Mary Harron & Guinevere Turner, director and writer of CHARLIE SAYS (Ep28)

Mary Harron & Guinevere Turner, director and writer of CHARLIE SAYS (Ep28)

In this episode of Directing Magic; the filmmaking team Mary Harron and Guinevere Turner that brought us American Psycho joins Marquette to talk about their latest film collaboration as the writer and director of CHARLIE SAYS. They discuss their short hand as collaborators and how they were able to capture a pivotal moment in the film.

Filmmaker Biographies

MARY HARRON – Director

Mary Harron started her career as a music journalist in the punk era and then worked in television in Britain, making documentaries and short films for the BBC and Channel Four. Her first film was I Shot Andy Warhoin 1996, followed by American Psycho in 2000, The Notorious Bettie Page in 2006, The Moth Diaries in 2011 and Charlie Says in 2018. She has also worked extensively in television, doing episodes of Six Feet Under, Big Love, the L Word and many other shows. Recently she directed all six episodes of the Netflix series Alias Grace, adapted by Sarah Polley from Margaret Atwood’s novel (2017). Mary’s next project is a film on the last years of Salvador Dali, written with her husband, writer/director John C. Walsh.

GUINEVERE TURNER – Writer

Guinevere Turner is a writer, director and actor who has been working in film and TV since her 1994 debut film GO FISH, which she wrote, produced and starred in. She teamed up with director Mary Harron to write the films AMERICAN PSYCHO, and THE NOTORIOUS BETTIE PAGE. She was a story editor on Showtime’s The L Word, and she played a recurring character om that show.

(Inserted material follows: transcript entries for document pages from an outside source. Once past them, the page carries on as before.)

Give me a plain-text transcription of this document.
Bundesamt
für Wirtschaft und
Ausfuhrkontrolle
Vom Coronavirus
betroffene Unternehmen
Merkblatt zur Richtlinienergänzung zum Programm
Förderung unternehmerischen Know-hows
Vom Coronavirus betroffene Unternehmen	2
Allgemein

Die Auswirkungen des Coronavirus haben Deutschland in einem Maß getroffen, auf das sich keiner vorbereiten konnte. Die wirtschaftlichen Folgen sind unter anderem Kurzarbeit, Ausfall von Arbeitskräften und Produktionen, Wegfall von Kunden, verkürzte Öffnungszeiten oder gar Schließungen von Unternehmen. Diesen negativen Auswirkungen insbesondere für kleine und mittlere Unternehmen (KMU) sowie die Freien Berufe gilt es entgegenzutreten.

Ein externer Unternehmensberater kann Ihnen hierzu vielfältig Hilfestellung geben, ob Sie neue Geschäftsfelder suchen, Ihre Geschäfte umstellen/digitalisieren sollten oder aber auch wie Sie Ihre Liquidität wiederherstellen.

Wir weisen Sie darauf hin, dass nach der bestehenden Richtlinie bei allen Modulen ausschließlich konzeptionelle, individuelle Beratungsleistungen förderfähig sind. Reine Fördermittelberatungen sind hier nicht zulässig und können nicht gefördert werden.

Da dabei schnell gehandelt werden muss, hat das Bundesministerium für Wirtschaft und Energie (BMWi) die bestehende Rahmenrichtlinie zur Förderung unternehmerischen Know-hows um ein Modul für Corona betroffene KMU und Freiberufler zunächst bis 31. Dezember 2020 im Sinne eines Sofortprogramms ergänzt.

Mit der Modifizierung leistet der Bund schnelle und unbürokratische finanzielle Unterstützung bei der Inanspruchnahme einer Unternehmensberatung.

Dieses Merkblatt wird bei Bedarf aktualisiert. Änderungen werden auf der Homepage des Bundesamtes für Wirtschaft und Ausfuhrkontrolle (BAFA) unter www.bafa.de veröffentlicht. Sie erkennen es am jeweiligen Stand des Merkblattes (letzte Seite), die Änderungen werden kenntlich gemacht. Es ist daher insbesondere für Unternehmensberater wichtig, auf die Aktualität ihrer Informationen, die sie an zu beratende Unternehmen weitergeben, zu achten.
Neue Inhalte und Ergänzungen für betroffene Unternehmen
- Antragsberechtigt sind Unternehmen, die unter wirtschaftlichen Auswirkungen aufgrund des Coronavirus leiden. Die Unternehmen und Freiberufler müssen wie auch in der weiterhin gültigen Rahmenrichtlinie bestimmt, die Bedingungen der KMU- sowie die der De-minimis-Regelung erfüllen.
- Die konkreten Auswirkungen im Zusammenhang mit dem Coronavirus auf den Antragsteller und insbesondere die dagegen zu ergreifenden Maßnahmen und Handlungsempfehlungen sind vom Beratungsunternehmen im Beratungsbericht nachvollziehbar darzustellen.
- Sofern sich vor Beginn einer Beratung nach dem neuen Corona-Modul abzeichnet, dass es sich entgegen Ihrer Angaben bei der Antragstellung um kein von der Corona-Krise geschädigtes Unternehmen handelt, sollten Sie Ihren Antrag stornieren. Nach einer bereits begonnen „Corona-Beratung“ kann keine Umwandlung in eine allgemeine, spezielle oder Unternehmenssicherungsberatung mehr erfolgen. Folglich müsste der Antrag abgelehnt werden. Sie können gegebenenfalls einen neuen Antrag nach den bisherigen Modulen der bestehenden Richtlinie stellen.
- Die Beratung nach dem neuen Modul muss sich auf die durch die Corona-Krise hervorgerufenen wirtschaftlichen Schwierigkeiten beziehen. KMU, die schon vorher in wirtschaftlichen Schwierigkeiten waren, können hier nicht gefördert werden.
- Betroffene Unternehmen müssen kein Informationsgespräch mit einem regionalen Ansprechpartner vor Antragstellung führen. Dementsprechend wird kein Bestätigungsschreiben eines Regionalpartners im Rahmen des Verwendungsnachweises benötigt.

She has written and directed seven short films, two of which premiered at the Sundance Film Festival. Her acting roles include parts in the WATERMELON WOMAN , CHASING AMY, AMERICAN PSYCHO, and TREASURE ISLAND. Her latest screenplay, CHARLIE SAYS, tells the story if the women who killed for Charles Manson as they serve out their first few years of their decades-long prison term. Guinevere has taught screenwriting at Sarah Lawrence College, Columbia University and UCLA.